Des vacances de Noël en famille sur l’île de Lanzarote – ce rêve de Henning, mari et jeune père plein de bonne volonté, risque de tourner au vinaigre. Le temps est maussade, le moral se détériore ; les crises d’angoisse qu’il redoute tant réapparaissent. Le premier janvier, il décide de s’éloigner des obligations familiales, d’un amour mêlé d’incompréhension et d’une paternité qui l’écrase. Il enfourche un médiocre vélo de location et entreprend, par défi, une ascension harassante.

C’est un homme épuisé qui arrive au sommet de la montagne, où paysage et village se révèlent. Tel un voile qui se déchire, il lui semble retrouver un lieu maudit de sa petite enfance, une expérience traumatisante dont la romancière ressuscite alors chaque instant enfoui dans sa mémoire.
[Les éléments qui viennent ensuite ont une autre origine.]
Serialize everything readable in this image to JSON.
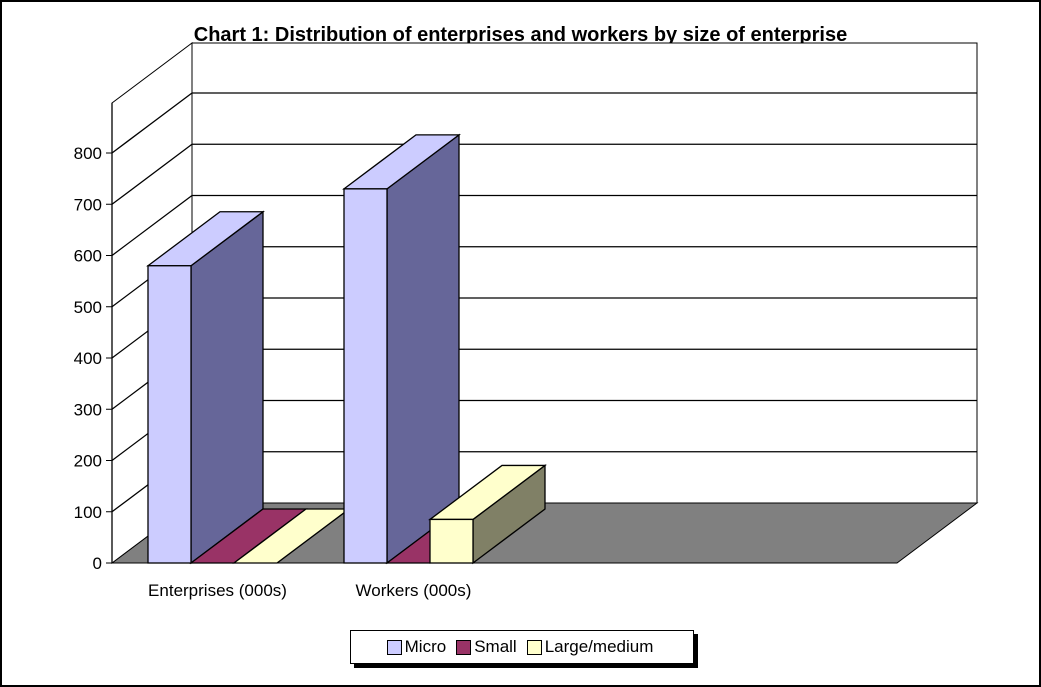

Juli Zeh, à son meilleur, se livre à un travail vertigineux d’expérimentation psychique : la plongée de Henning dans l’onde obscure du refoulé nous hantera longtemps.

Éditeur original : Actes Sud

Critiques

  • Aux commandes de cette mécanique de précision, Juli Zeh confronte un homme à ses démons.
    Les Échos week-end n° 23017, Alexandre Fillon, 23 août 2019
  • Un puzzle se met en place. Juli Zeh a retrouvé l’art un peu perdu du suspense psychologique.
    Libération n° 11892, Claire Devarrieux, 17 et 18 août 2019
  • Juli Zeh maintient le suspense, appuie sur les moments d’irréalité, les impressions de sortilège. Et offre à la fin du livre un rebondissement inattendu.
    Libération n° 11906, Frédérique Fanchette, 14 septembre 2019
  • Expérience de dissection psychologique, « Nouvel An » est une plongée vertigineuse dans la psyché d’un homme qui vacille sous le poids de ce qu’il croit devoir accomplir, et, par un subtil jeu de miroirs, dans nos propres névroses. À travers le récit d’une folle ascension, le roman désamorce, avec le trait cinglant et l’élégante ironie propres à son auteure, le diktat d’une perfection en permanence vantée par des médias ayant envahi les sphères sociale et intime.